Posiblemente el secreto de vivir sea buscar la forma de ser feliz y disfrutar de las pequeñas cosas sin que esto cause desgaste a los demás ni sin que les sea pesaroso a la larga. Vivir sin hacer daño a los demás y buscando que sea agradable despertarse cada mañana y acostarse a dormir las noches sabiendo que hemos intentado poner un granito de arena para hacer de este mundo un lugar mejor, sin ser cómplices de lo superficial, de la maldad, del desamor, de la traición, del dolor, de la contaminación, del sufrimiento, del terrorismo (familiar o internacional), de la guerra, del odio, de la cobardía, del racismo, del maltrato, de la violencia,... del Mal.

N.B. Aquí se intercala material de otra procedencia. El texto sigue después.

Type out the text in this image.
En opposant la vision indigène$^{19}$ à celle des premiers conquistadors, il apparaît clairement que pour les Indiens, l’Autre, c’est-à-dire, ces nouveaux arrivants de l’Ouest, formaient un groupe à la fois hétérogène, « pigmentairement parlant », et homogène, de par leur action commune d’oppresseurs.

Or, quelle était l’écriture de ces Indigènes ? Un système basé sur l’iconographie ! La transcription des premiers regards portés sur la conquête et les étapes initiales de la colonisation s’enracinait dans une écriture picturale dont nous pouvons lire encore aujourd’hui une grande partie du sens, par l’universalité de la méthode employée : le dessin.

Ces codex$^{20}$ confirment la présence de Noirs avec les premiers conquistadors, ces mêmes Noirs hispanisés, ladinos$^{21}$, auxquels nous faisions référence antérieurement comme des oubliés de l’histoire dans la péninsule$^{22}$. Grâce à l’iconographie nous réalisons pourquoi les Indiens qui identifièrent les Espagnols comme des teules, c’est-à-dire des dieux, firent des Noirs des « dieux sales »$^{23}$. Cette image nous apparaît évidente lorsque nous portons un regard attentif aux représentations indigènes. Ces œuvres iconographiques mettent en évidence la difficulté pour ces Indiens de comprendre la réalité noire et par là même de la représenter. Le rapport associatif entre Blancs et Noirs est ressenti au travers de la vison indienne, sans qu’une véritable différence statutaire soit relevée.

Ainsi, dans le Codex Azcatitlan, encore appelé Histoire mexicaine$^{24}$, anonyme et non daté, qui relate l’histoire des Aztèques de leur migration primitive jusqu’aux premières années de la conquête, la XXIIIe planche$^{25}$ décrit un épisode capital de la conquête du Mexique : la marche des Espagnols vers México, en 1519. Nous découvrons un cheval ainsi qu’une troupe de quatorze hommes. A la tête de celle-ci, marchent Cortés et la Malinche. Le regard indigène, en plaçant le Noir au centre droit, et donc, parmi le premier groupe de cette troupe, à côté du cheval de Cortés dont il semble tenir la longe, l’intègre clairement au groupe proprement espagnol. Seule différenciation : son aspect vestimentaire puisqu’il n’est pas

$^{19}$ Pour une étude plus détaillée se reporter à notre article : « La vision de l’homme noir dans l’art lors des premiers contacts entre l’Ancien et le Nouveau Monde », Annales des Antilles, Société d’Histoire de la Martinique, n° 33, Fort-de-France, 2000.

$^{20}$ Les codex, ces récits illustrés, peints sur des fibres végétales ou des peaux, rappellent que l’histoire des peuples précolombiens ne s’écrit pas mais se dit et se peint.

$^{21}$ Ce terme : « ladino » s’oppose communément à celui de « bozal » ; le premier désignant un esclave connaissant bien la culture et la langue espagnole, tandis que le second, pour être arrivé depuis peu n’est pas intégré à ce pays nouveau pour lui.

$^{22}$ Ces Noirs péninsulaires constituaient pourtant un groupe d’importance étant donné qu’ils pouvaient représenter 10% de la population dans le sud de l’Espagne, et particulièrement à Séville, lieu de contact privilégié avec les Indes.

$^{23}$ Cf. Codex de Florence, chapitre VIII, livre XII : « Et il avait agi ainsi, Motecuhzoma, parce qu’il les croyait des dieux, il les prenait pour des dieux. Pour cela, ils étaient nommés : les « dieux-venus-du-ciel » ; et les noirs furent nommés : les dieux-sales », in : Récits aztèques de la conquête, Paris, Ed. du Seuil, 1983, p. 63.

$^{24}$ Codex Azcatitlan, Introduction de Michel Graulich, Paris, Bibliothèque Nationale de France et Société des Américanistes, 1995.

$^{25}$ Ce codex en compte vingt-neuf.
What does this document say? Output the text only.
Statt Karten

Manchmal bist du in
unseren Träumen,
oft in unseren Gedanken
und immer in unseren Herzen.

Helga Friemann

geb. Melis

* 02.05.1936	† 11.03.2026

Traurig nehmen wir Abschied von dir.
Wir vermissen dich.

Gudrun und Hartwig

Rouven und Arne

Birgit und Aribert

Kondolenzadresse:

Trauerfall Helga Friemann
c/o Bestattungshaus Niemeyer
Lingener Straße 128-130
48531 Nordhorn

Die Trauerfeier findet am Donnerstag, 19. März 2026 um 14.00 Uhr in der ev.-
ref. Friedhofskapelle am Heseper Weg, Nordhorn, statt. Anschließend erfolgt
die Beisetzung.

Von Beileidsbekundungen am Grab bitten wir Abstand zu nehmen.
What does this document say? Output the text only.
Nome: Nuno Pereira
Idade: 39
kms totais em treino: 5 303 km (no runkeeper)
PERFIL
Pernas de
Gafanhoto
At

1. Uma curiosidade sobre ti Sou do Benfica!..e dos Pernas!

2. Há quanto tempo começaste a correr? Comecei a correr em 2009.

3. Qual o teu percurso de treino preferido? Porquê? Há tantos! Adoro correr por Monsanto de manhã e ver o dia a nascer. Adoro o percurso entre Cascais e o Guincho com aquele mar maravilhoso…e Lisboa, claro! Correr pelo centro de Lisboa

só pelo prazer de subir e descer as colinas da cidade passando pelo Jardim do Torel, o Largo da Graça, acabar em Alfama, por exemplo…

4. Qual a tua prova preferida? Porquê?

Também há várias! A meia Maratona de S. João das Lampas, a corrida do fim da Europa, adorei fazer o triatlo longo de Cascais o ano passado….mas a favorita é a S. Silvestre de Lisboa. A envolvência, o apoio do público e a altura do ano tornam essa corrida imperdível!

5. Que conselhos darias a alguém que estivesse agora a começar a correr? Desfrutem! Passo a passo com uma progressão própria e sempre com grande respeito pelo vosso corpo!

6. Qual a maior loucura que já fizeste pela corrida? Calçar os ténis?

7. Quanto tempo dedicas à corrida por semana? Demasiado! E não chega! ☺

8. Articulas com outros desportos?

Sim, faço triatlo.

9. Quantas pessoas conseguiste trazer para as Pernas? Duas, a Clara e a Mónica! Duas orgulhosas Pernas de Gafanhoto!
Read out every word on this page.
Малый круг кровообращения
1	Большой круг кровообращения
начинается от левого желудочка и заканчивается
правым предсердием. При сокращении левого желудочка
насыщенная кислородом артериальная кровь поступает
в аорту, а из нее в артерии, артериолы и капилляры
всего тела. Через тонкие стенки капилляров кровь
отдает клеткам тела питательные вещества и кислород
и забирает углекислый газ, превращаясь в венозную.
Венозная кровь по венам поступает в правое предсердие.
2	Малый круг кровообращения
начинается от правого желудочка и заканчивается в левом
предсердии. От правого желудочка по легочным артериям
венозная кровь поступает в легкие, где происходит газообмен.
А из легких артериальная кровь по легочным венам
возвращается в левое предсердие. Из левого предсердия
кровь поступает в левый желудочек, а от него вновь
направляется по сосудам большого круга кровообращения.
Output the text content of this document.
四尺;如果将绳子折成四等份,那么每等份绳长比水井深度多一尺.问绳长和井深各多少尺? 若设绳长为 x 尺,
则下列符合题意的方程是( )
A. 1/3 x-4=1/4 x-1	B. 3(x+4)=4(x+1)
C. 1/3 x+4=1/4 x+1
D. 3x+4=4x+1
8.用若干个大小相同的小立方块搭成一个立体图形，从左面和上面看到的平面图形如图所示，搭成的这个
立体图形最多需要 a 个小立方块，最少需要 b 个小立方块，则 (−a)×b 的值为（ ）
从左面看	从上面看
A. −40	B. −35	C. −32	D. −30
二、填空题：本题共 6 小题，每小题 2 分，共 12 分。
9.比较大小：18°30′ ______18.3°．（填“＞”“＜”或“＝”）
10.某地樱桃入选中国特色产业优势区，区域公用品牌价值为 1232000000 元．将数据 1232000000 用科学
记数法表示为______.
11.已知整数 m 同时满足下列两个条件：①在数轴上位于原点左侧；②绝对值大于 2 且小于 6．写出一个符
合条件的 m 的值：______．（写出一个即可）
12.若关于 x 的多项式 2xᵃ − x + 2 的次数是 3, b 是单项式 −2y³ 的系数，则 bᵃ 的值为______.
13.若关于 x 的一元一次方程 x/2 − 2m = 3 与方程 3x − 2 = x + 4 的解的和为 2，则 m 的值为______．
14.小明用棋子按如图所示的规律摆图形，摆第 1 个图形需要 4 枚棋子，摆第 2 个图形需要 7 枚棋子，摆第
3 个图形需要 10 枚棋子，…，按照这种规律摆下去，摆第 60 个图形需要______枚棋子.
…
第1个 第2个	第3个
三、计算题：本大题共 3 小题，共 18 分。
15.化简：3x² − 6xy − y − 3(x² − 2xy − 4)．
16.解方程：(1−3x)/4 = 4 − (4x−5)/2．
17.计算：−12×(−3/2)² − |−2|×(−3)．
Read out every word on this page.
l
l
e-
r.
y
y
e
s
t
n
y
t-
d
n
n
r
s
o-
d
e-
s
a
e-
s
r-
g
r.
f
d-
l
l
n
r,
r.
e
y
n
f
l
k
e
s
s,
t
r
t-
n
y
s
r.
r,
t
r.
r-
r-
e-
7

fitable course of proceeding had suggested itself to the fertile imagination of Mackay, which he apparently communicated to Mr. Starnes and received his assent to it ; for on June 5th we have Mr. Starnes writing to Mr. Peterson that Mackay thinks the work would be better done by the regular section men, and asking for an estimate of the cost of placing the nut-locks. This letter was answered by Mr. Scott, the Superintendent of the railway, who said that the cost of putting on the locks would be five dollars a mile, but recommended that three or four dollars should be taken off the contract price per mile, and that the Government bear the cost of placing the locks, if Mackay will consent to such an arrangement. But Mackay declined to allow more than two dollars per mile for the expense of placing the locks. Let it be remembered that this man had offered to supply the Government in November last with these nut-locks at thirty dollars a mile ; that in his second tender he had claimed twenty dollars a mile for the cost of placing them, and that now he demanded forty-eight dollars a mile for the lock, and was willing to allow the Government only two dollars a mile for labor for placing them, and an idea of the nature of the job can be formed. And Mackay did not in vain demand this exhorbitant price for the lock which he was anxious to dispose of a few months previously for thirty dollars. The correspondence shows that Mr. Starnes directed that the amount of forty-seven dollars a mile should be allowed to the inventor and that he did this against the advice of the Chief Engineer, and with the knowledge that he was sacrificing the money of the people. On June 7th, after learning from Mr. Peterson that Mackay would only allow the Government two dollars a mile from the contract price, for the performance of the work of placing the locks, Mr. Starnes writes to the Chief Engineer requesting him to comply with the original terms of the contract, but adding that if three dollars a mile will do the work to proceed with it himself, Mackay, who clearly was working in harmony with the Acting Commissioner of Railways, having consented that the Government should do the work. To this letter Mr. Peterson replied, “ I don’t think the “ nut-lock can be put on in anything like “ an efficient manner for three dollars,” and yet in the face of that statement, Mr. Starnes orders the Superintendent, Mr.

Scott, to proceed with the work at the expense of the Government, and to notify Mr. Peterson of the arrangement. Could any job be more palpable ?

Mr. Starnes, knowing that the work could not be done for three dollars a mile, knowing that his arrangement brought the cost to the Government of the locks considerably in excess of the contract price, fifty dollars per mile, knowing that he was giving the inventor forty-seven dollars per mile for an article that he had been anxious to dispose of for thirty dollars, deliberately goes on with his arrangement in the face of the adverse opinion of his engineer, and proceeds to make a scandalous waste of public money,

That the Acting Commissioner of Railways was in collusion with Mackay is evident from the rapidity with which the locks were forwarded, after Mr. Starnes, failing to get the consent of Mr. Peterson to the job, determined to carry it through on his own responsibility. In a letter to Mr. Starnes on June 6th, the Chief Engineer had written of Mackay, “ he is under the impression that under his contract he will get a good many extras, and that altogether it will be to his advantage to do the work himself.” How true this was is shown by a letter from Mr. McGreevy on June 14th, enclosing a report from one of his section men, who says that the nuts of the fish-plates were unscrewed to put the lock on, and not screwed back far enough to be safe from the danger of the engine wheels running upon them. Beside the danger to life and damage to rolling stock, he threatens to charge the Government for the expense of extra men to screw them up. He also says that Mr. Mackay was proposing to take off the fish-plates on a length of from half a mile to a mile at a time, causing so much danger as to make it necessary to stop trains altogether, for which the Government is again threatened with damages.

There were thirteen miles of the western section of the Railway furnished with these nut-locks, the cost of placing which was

Lo que, está claro, no nos podemos permitir estando vivos es rendirnos ante la vida tirándonos al fango y obviar que en nuestra vida nuestras acciones no solo influyen sobre nosotros y sobre nuestro entorno sino que repercuten directamente sobre los que nos quieren y nos soportan día a día.

Hay demasiadas razones como para amar el vivir, compártelas con los tuyos y ¡VIVE!